By Giavana Maldonado, age 13
COVID-19 is a virus caused by the novel coronavirus which causes respiratory illness in its hosts. There are many types of coronavirus, some of which cause diseases in humans. The first reported case of this coronavirus was in Wuhan, China, in December 2019; health officials are still tracing the exact source. The World Health Organization declared the coronavirus a pandemic because it was detected in people all over the world.
A virus is an infectious agent that takes over the enzymes and materials in a host cell and makes copies of itself. Viruses can only survive in a living cell. You need a vaccine to fight viruses, not antibiotics. There is no vaccine for COVID-19 yet, but there are ways we can all stop it from spreading.
Coronavirus can spread from person to person through respiratory droplets. This can happen when someone sneezes or coughs or is within six feet of another person. You can also get the virus from touching a surface or object that has the virus on it and then touching your mouth, nose or eyes.

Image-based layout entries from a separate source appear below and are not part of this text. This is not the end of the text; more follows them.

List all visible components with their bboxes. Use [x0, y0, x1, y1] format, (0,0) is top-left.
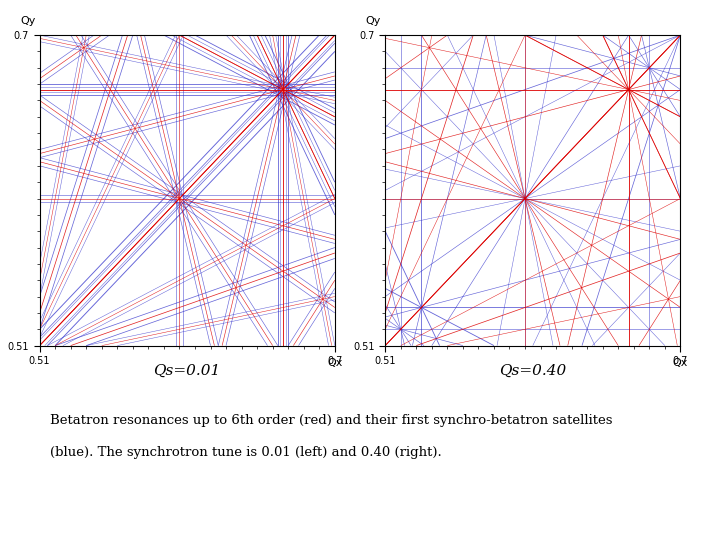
- X-axis label: Qx: Qx: [327, 358, 343, 368]
- Text: (blue). The synchrotron tune is 0.01 (left) and 0.40 (right).: (blue). The synchrotron tune is 0.01 (le…: [50, 446, 442, 460]
- Text: Qs=0.40: Qs=0.40: [499, 364, 567, 379]
- X-axis label: Qx: Qx: [672, 358, 688, 368]
- Text: Betatron resonances up to 6th order (red) and their first synchro-betatron satel: Betatron resonances up to 6th order (red…: [50, 414, 613, 427]
- Y-axis label: Qy: Qy: [366, 16, 381, 26]
- Text: Qs=0.01: Qs=0.01: [153, 364, 221, 379]
- Y-axis label: Qy: Qy: [20, 16, 35, 26]
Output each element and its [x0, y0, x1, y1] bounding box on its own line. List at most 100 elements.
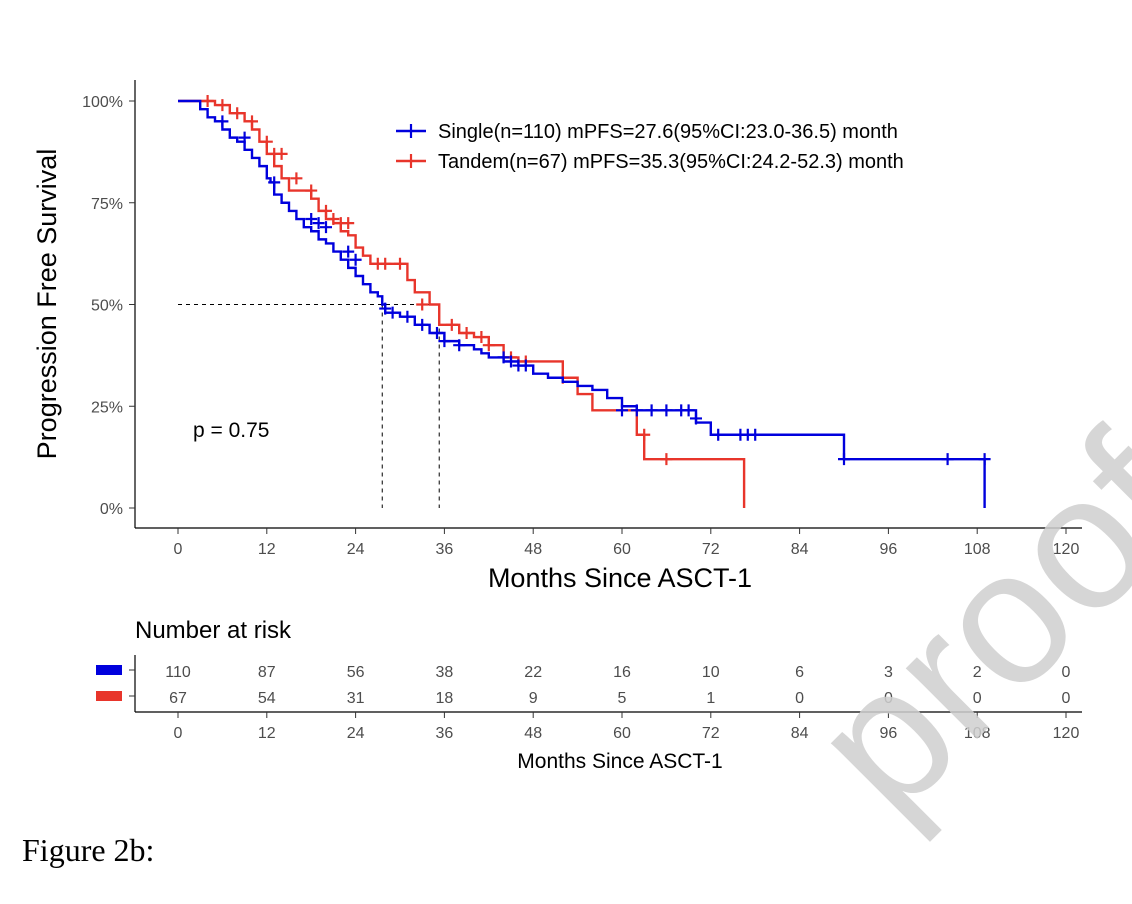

Coronavirus is not the first pandemic that humans have experienced. In 1347, the Black Death killed half the population of Europe. Venetians stayed indoors for 40 days when they figured out that it spread when people were close together. They called it quarantino, and this is where the word “quarantine” comes from. The Spanish flu, an influenza pandemic which first appeared in 1918, is the most similar to the coronavirus because it spread quickly from people moving from place to place.
We can learn from how these pandemics were handled in the past to help us slow the spread of coronavirus now. For example, the Black Death taught us that quarantining is one solution. We can practice social distancing, like avoiding crowds and staying home if you can, because we know from past pandemics that it stops the spread of viruses.
Respiratory (illness): A type of disease that affects the lungs.
Pandemic: A disease or virus occurring all over the world.
Enzyme: Enzymes are biological molecules that speed up the rate of chemical reactions that take place within cells. They are vital for life and serve a wide range of important functions in the body.